Professional footballers have a notoriously bad sense of fashion. For as long as I can remember it’s been a profession synonymous with diamond-encrusted sneakers, bad sunglasses, and dreadful haircuts – take early 2000s David Beckham, for example.
While things may have picked up more recently (mostly thanks to the easier accessibility of sought-after brands), a footballer’s ongoing ability to throw stacks of cash at a high-end store and come out looking like a 50p Dappy from N-Dubz or “The Situation” is, quite frankly, astounding.
I suppose it’s true that money really can’t buy you style.

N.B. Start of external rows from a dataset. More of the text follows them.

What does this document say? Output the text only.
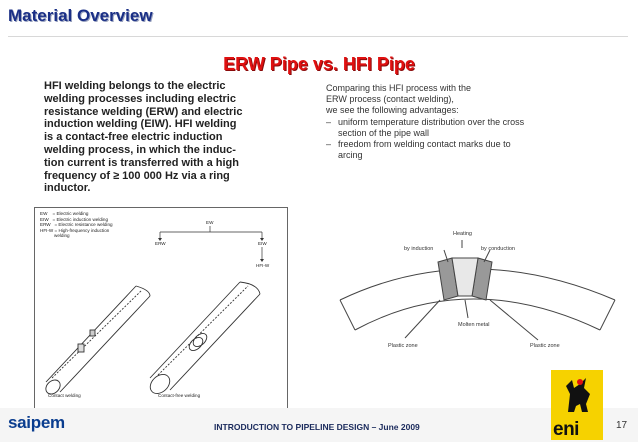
Material Overview
ERW Pipe vs. HFI Pipe
HFI welding belongs to the electric
welding processes including electric
resistance welding (ERW) and electric
induction welding (EIW). HFI welding
is a contact-free electric induction
welding process, in which the induc-
tion current is transferred with a high
frequency of ≥ 100 000 Hz via a ring
inductor.
Comparing this HFI process with the
ERW process (contact welding),
we see the following advantages:
– uniform temperature distribution over the cross section of the pipe wall
– freedom from welding contact marks due to arcing
EW    = Electric welding
EIW   = Electric induction welding
ERW   = Electric resistance welding
HFI-W = High-frequency induction
welding
EW
ERW	EIW
HFI-W
Contact welding	Contact-free welding
Heating
by induction	by conduction
Molten metal
Plastic zone	Plastic zone
saipem	INTRODUCTION TO PIPELINE DESIGN – June 2009	eni	17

Who knew?
That being said, there are a small (tiny, in fact) handful of footballers who go against the grain, one of whom in particular is England and Chelsea striker Raheem Sterling, who has reunited with Clarks Originals for a second collaboration.
After designing a one-off limited-edition Wallabee with Clarks last year and being the face of a BAPE collaboration the month before, Sterling returns to try his hand at co-designing a complete footwear collection.
Paying homage to his birthplace of Kingston, Jamaica, ‘1692’ (the year Kingston was founded) can be found embossed on the heel of each shoe, with the country’s national motto “Out of Many – One People” found on the inside.
“In school I wanted to keep up with the kids wearing fresh kicks, so I was selling frozen slush after class to make money to buy my first pair of Wallabees,” explains Sterling on his love for the brand.
“Fast forward and now to be the first Jamaican with my own Clarks collection is an honor. When I heard I could build this line, I was buzzing. It’s a brand I’ve loved from a young age, so to have this opportunity is special.”
The Clarks Originals x Raheem Sterling collection – which is available online now for £120 – includes both Wallabees and Desert Trek silhouettes, two of the footballer's favorite styles.
Sterling's appreciation and eye for fashion in an industry tainted with others obsessed with gaudy designers is refreshing, to say the least. And if his first two releases with Clarks are anything to go by, there's plenty more goodness to come.